November 13, 2012

Mood Disorders in Type 1 Diabetes Children


The current issue of Diabetes Care published a study that suggests the use of HbA1c level along with CDRS is a time-efficient procedure to screen for mood disorders in children with type 1 diabetes.

Thinking back to the summer of 1985 when I was diagnosed with Type 1 diabetes, I cannot recall if I had any feelings that could’ve been measured in s test. The experience of diagnosis, hospitalization, finger-stocking, insulin-dosing, injection taking was a blur. I was numb all over.

The tools of modern science compelled researchers to add the diagnosing HbA1c level to the value of the Children‘s Depression Rating Scale (CDRS). For this study, the established value of the HbA1c for a child with Type 1 diabetes is 8.7% and 9.0%. The outcome of the CDRS is added to the value of the HbA1c to flag a potential mood disorder in a child with Type 1 diabetes over a certain value.

The CDRS was developed in 1979 to diagnose depression in children. The scores in the 20 to 30 range indicates borderline depression. Well-adjusted children score between 16 to 18 on the test. Clinically  depressed children score between 22 to 49. A child who scores greater than 20 is classified as in need of close follow up to determine if he is depressed.

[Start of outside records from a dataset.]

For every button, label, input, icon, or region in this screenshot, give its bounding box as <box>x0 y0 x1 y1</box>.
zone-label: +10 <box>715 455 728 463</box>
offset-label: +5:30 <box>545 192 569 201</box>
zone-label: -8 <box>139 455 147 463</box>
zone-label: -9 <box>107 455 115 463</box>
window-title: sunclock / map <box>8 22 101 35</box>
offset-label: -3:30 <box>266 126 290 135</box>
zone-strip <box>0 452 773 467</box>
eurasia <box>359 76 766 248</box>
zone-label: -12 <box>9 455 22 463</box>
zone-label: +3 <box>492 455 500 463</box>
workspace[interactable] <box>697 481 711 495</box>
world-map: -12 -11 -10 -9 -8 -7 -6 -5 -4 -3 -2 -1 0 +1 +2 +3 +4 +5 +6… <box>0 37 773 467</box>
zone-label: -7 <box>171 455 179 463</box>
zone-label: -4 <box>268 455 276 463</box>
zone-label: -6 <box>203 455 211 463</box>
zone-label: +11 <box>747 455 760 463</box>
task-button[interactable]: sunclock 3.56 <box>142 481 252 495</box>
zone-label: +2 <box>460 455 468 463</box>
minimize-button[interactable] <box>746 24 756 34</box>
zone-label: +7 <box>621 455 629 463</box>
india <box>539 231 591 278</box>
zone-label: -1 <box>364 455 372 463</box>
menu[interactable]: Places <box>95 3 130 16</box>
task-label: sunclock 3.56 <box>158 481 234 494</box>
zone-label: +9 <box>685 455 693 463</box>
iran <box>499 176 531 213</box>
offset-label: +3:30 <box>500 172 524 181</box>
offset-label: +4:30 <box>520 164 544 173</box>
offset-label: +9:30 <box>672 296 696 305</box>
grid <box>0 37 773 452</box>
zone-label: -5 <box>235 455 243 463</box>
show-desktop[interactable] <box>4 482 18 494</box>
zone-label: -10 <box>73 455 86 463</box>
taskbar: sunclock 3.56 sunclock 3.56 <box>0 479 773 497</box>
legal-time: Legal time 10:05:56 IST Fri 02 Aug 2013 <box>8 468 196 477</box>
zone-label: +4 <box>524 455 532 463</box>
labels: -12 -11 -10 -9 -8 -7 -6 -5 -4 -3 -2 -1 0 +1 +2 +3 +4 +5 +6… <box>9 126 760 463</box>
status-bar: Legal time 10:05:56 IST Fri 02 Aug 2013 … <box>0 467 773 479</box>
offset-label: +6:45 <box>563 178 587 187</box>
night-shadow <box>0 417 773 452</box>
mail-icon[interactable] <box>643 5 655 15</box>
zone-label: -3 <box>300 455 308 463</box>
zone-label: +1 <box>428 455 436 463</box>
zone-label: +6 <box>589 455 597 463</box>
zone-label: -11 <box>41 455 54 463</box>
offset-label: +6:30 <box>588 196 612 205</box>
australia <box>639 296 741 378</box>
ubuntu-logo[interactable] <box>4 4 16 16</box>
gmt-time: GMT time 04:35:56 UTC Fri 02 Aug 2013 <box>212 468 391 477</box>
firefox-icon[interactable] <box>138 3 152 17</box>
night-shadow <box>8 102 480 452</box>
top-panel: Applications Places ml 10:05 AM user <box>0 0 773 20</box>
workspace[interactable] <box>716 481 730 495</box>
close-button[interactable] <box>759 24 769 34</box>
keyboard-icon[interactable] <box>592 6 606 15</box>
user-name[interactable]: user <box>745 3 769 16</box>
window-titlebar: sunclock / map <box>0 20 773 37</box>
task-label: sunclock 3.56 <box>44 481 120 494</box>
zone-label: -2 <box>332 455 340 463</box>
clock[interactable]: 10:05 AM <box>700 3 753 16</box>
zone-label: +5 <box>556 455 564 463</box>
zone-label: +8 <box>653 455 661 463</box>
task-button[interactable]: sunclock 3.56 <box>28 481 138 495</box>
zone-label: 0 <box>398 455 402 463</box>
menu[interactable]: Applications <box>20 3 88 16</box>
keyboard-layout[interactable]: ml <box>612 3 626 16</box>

The “cut-off” point in the current study designated 26 for mood disorders and 30 for major depressive disorders. In other words, Type 1 diabetes is a traumatic experience by default. The filtering criteria for determining just how traumatic is offsetting the CDRS value by the HbA1c value. There is now a scale in honor of the dubious distinction of Type 1 diabetes.

If a well-adjusted kid scores between 16 to 18 on the CDRS and the acceptable range for a newly diagnosed Type 1 kid is what is considered to be ‘ borderline depression’ – is this the new normal for a kid with Type 1 diabetes?